A historic moment is unfolding as a delegation from Wales embarks on a mission to the European Parliament, bringing the case for Welsh independence to the forefront. The delegation will participate in the annual International Commission Of European Citizens (ICEC) conference, marking the first time a Welsh group will address the European stage on the matter of independence.
The ICEC conference, set to be attended by Members of the European Parliament (MEPs), European Commissioners, international press, and delegates from across Europe, serves as a platform for academics and independence campaigners from various regions, including Scotland, Catalonia, Flanders, the Basque Country, Veneto, and South Tyrol. Each delegation has crafted a documentary film in their native languages, providing a poignant visual backdrop to their presentations.

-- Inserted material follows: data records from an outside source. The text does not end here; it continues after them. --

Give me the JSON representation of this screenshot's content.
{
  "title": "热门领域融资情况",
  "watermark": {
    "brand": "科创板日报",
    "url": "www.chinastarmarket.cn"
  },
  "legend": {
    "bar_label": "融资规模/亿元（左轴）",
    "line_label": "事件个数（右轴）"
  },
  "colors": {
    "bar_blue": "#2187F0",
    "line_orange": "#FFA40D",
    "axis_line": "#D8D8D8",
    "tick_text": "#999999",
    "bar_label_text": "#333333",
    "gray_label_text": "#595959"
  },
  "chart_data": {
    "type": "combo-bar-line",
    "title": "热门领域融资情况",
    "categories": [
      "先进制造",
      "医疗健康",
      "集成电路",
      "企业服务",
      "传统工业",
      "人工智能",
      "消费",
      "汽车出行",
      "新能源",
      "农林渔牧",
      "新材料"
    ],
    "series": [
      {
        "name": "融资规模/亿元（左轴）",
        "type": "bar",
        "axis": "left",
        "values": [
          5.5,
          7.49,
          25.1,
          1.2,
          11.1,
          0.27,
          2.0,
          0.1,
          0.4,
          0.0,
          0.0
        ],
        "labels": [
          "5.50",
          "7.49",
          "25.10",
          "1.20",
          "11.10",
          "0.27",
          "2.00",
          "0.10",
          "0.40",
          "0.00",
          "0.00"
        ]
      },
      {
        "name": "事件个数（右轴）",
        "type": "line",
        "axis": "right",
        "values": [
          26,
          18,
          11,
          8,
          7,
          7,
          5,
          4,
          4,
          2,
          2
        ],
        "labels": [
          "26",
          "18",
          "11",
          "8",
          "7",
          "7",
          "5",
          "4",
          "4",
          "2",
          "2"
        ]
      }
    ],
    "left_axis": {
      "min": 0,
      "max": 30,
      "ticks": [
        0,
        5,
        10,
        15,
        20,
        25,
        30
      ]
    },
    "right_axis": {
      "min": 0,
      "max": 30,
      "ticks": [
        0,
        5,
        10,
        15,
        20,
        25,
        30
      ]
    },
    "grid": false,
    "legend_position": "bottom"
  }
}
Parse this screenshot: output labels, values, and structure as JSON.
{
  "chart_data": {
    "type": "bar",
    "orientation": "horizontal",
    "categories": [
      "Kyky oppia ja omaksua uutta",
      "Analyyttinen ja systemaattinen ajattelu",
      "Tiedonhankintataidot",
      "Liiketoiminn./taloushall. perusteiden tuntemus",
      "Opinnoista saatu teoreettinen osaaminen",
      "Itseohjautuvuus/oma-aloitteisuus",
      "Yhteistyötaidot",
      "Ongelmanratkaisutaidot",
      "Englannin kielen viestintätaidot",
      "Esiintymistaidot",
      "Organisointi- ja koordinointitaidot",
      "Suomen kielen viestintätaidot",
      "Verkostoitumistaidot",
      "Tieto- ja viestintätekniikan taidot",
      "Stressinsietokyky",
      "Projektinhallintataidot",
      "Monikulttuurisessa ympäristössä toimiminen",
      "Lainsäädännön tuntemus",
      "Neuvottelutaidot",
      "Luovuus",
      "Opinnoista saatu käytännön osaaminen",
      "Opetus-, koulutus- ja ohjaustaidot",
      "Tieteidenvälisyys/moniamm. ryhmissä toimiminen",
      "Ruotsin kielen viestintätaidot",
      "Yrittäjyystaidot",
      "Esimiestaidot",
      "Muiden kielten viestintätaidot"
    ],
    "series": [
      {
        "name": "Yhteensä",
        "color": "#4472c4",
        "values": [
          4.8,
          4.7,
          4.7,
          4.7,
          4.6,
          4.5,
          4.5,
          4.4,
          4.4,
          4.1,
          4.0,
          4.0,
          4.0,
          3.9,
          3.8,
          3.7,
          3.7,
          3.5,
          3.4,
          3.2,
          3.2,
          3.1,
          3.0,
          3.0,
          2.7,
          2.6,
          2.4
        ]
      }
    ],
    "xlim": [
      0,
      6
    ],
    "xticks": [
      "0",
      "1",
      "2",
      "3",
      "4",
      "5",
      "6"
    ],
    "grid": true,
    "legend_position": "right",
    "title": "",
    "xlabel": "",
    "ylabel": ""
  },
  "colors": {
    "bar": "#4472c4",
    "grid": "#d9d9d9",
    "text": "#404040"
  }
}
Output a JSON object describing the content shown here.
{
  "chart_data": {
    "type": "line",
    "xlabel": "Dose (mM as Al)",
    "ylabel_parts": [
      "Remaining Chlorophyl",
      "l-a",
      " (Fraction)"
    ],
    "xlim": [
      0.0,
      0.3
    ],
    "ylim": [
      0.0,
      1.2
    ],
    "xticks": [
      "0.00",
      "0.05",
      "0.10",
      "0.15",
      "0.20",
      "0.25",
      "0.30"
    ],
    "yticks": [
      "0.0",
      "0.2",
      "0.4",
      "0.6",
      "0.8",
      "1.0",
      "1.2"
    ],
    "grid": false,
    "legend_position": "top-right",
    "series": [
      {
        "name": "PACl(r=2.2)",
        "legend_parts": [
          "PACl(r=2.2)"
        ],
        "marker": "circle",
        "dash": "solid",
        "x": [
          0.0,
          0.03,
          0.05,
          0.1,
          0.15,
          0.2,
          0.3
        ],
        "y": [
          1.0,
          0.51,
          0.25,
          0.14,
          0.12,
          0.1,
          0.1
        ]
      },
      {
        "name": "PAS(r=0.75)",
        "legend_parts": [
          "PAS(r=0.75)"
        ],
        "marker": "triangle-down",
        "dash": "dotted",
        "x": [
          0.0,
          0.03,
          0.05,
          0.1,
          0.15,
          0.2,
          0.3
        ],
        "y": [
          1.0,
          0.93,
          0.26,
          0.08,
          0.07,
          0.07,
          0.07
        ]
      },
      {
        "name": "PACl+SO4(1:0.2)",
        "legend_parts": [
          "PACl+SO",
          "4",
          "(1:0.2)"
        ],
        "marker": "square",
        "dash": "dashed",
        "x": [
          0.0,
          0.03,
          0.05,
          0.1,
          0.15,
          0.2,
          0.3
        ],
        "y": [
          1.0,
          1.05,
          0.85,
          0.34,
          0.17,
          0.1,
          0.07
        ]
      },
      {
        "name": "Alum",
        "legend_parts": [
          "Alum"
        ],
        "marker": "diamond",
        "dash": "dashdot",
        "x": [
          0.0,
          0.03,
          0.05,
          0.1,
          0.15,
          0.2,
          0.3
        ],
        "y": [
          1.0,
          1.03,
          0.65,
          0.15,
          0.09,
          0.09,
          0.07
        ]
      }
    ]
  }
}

The overarching objective of the conference is to challenge archaic laws still wielded by former European imperial states to assert political authority over nations trapped within their borders. Since March 2023, the Campaign for Welsh Independence, YesCymru, joined ICEC as full members, paving the way for a Welsh presence in the EU Parliament.
Prominent figures in the Welsh delegation include Jill Evans, former Plaid Cymru MEP; Iestyn ap Rhobert, founding member of YesCymru and Wales spokesperson for ICEC_Cymru; and Simon Hobson, director on the YesCymru National Governing Board.
ICEC contends that these ancient laws contribute to an extractive economy, resulting in asset stripping, cultural and linguistic erosion, democratic rights violations, and environmental abuse in nations held captive within larger states.
In a poignant example, the Crown Estate in Wales has siphoned billions of pounds from the Welsh economy to Westminster, in stark contrast to the devolved Crown Estate in Scotland. This financial disparity exemplifies the longstanding historical injustices Wales has faced, including the Statutes of Wales (1284), the Acts of Union (1536 and 1542), the Treason of the Blue Books (1847-1848), and the limitations imposed by the Government of Wales Act (1998).
The situation is not unique to Wales. Catalonia’s attempt at an independence referendum in 2017 faced violent opposition from the Spanish Central Government, highlighting the challenges faced by nations seeking autonomy.
ICEC firmly believes that true equity and justice in Europe can only be achieved when captive nations gain independence. Anna Arqué, spokesperson for ICEC_Catalonia, stated, “In 2024, the EU Commission is likely to examine how the EU responds to countries seeking freedom. Working closely with our partners, we aim to challenge ongoing injustices and promote freedom and justice for all European nations.”
Iestyn ap Rhobert, spokesperson for ICEC-Cymru, added, “Being part of ICEC allows Wales’ campaign for independence to resonate in other European nations. Wales seeks collaboration in a constructive and peaceful manner, aiming to inform and create awareness within Wales about independence campaigns across Europe.”